Unnamed: 0,Model type,Min CV error
0,RIDGE,0.426186
1,LASSO,0.61708
2,ELASTIC NET,0.623753


### Optimal Tuning Parameters

In [25]:
models = ['RIDGE', 'LASSO', 'ELASTIC NET', 'ELASTIC NET']
params = ['alpha', 'alpha', 'alpha', 'L1 Ratio']
vals = [best_alpha_ridge, best_alpha_lasso, best_alpha_enet, best_r]
opt_param = pd.DataFrame(
    {'Model type': models, 'Hyperparameter': params, 'Optimal Value': vals})
opt_param

Unnamed: 0,Model type,Hyperparameter,Optimal Value
0,RIDGE,alpha,0.01
1,LASSO,alpha,0.01
2,ELASTIC NET,alpha,0.1
3,ELASTIC NET,L1 Ratio,0.0


## Conclusion

In [26]:
print('OLS Method has the least test error of', "{:.5f}".format(ols_error),
      'followed by Ridge Regression with a test error of', "{:.5f}".format(
          ridge_error),
      '. The Lasso and Elastic-Net Models have the worst performance metric with test errors of',
      "{:.5f}".format(lasso_error), 'and', "{:.5f}".format(enet_error), 'respectively. Additionally, the L1 Ratio of the elastic net model is', 
      "{:.5f}".format(best_r), 'which signifies that Elastic-Net model prefers the Ridge Regression model above the Lasso Model.')

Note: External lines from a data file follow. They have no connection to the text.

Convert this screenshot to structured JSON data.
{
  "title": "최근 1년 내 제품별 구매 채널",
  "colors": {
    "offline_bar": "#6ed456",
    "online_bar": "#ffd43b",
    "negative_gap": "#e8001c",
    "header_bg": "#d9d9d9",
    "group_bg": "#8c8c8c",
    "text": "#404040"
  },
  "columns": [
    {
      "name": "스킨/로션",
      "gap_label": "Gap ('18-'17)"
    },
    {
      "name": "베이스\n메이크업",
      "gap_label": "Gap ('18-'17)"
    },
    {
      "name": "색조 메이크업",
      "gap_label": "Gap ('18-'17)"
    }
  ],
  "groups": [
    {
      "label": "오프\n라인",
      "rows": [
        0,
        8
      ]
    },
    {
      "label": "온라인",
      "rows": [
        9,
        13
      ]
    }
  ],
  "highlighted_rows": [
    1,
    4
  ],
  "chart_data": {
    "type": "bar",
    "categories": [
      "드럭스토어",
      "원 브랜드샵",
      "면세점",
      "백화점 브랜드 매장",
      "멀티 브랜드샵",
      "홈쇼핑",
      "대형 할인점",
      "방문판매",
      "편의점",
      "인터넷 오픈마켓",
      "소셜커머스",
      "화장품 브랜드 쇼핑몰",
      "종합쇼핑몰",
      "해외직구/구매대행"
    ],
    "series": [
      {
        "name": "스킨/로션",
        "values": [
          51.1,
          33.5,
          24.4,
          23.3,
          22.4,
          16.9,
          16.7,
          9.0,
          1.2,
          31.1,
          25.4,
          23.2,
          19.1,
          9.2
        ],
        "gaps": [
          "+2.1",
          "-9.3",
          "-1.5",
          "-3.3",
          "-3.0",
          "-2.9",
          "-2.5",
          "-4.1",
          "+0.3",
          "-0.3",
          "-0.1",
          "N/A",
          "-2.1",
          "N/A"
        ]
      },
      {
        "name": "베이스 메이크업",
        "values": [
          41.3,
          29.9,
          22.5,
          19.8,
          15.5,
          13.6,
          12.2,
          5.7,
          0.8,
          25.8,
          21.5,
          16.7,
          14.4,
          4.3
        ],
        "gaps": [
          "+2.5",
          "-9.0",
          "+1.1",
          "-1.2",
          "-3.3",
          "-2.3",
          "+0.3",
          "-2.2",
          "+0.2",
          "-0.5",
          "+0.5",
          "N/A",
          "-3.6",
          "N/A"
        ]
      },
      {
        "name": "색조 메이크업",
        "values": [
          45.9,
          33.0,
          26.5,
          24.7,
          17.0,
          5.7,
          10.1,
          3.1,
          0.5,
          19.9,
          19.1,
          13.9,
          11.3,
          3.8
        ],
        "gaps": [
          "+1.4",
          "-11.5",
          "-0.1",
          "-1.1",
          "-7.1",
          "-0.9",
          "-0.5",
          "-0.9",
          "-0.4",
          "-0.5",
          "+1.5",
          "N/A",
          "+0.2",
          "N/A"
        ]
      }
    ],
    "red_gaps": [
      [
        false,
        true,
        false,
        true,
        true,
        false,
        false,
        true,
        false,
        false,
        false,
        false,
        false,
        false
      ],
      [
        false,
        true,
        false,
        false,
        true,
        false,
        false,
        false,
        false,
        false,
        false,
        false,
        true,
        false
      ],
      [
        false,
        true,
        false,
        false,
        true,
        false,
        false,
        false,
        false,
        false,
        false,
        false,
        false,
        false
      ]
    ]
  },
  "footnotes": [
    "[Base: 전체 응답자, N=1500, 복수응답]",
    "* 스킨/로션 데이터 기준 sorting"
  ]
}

OLS Method has the least test error of 0.44749 followed by Ridge Regression with a test error of 0.45922 . The Lasso and Elastic-Net Models have the worst performance metric with test errors of 0.67359 and 0.67359 respectively. Additionally, the L1 Ratio of the elastic net model is 0.00000 which signifies that Elastic-Net model prefers the Ridge Regression model above the Lasso Model.